The first seizure that a patient experiences can be scary and confusing. The Epilepsy Foundation estimates that up to 3 million Americans have epilepsy and that one person in 26 will develop the neurological condition at some point. If you had your first seizure, you need to know what to expect and what to do after a seizure.
Board-certified internist and neurologist, Dr. Andrew N. Wilner wrote a book specifically for recently diagnosed epileptics. The book, entitled “Epilepsy: 199 Answers,” clarifies the basic questions most patients ask.
After the first seizure, patients can expect to have a clinical examination and neurological evaluation performed. Although these can be lengthy, it is imperative to find the root cause of the seizure. Sometimes the seizure can be ruled as a possible one-time incident due to medications or an extreme circumstance (heat stroke or sleep deprivation). Depending on the situation, lab tests and drug and alcohol screenings may be performed. Unfortunately, sometimes no cause can be found.
The Epilepsy Foundation states people are considered epileptics if they have suffered from at least one seizure, and the cause is unidentifiable and cannot be traced back to a specific condition (medications, extreme circumstance, or infection).
Neurologists may perform one or all three of the following tests to look for a root cause after a seizure:
- MRI (magnetic resonance imaging)
- EEG (electroencephalography)
- CAT or CT Scan (computed axial tomography)
These tests may be able to predict a strong possibility of another seizure.

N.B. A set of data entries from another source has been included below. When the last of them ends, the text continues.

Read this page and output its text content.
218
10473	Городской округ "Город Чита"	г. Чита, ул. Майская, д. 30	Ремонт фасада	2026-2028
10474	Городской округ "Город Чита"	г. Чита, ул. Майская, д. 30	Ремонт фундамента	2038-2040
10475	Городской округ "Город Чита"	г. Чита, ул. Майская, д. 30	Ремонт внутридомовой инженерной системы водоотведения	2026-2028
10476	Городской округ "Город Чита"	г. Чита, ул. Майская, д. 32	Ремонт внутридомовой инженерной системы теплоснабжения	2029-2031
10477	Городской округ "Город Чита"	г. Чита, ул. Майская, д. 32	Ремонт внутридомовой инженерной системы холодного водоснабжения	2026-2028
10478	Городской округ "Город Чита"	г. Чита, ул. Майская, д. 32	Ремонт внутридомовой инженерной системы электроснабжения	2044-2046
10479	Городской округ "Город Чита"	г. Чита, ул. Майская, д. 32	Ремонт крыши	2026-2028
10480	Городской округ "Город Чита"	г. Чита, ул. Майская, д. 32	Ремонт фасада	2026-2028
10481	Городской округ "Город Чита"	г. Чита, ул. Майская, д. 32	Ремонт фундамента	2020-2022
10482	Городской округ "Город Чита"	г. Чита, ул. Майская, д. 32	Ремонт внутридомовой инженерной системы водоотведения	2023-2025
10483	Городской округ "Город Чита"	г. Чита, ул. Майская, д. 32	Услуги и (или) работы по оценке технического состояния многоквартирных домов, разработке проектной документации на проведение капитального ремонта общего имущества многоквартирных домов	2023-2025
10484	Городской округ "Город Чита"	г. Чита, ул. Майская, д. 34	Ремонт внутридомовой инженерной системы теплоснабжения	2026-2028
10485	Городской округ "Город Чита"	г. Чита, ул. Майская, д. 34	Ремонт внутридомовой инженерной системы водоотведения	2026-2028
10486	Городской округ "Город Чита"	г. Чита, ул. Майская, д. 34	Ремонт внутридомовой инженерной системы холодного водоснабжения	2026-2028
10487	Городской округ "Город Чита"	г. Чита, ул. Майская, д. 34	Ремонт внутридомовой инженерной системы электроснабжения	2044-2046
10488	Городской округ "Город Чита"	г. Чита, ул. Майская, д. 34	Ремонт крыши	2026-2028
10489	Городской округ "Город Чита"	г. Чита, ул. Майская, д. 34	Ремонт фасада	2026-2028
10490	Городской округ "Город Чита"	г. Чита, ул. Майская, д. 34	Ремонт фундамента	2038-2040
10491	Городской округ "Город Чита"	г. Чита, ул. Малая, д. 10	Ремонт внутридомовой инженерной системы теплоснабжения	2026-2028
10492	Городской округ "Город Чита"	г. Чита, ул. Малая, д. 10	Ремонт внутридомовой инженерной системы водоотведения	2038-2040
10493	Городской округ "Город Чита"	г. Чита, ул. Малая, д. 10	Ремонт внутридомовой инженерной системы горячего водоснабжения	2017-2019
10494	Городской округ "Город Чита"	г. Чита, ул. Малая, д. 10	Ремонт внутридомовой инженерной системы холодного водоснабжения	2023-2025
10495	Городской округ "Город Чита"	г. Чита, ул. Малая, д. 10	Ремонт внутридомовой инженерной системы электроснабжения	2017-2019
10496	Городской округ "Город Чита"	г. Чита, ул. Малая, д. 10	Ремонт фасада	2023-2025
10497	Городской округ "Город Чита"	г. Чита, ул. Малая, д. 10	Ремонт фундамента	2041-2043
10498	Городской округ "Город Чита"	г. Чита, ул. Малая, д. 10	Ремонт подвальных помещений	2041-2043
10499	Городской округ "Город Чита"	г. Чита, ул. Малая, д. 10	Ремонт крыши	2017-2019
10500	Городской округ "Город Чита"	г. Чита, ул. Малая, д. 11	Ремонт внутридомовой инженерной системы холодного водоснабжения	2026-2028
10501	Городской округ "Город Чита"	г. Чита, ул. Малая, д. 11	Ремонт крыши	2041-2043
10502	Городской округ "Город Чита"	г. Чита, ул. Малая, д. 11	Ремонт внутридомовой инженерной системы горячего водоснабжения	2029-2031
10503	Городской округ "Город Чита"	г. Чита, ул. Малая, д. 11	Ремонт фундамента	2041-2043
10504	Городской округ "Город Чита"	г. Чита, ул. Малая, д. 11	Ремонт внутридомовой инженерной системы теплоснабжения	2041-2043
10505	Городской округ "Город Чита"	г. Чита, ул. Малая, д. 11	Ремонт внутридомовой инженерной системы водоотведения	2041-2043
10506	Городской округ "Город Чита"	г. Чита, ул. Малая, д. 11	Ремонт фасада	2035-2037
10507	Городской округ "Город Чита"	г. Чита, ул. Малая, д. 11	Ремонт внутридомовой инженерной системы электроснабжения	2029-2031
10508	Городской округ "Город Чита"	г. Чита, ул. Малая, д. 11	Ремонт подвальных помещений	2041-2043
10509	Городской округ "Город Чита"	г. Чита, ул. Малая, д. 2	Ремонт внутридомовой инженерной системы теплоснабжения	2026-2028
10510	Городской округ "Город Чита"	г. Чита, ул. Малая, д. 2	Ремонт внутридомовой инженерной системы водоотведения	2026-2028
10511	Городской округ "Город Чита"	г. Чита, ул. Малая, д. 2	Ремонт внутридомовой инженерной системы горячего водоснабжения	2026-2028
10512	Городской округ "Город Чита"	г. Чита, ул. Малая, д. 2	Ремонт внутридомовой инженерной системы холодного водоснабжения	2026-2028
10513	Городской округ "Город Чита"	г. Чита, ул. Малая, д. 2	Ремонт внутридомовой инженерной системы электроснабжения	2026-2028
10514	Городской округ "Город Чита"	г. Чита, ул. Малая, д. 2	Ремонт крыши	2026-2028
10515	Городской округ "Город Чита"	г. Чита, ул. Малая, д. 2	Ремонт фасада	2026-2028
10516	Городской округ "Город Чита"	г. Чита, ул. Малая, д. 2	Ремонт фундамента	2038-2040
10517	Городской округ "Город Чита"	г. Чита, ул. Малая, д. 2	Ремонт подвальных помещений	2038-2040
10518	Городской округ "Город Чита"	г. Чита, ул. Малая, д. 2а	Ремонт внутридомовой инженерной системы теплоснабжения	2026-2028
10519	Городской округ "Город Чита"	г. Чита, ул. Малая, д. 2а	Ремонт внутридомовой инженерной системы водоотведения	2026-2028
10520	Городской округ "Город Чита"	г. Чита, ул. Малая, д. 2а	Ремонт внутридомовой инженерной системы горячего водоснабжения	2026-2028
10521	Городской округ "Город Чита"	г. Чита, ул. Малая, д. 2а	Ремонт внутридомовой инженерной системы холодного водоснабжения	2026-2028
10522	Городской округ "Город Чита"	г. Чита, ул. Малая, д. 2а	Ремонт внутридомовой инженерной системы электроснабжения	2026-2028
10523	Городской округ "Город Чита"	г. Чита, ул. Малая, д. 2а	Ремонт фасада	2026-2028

If the likelihood of the patient experiencing recurring seizures is great, medication may be prescribed. However, most people opt-out of anti-seizure medication after only one seizure. To learn more about treatment, read our blog, "After the First Seizure: To Treat or not to Treat." The side effects of the prescription drug must be weighed against the benefit of using the medication to prevent another seizure. Sixty to seventy percent of patients taking medication are able to control their seizures well enough to resume their routine in life. Some patients may be able to discontinue medication after one year with no new seizures.
Whether or not a patient agrees to take medication to control seizures, the patient is asked to increase their own personal safety. Often, workers may be told not to operate heavy machinery, climb ladders, or drive for long lengths of time. Students and athletes may be advised to decrease participation in extreme sports. Restricted activities may be dependent on the country. Some countries require patients to cease driving automobiles until one year has passed without a seizure. In the U.S., each state has different laws. Be sure to check with your state’s licensing board.
Helpful Ideas after the First Seizure
Preparing the following lists in advance will assist others if a patient suffers a second seizure.
- Keep a health record with the date of the first seizure, the length of the seizure and any notes about the event.
- Create a list of all medications the patient takes and any tests that have been performed.
- Gather the phone numbers and websites of the pharmaceutical companies that make the patient’s medications. It may be necessary to contact them with questions.
Keep these lists handy especially when away from home or on vacation.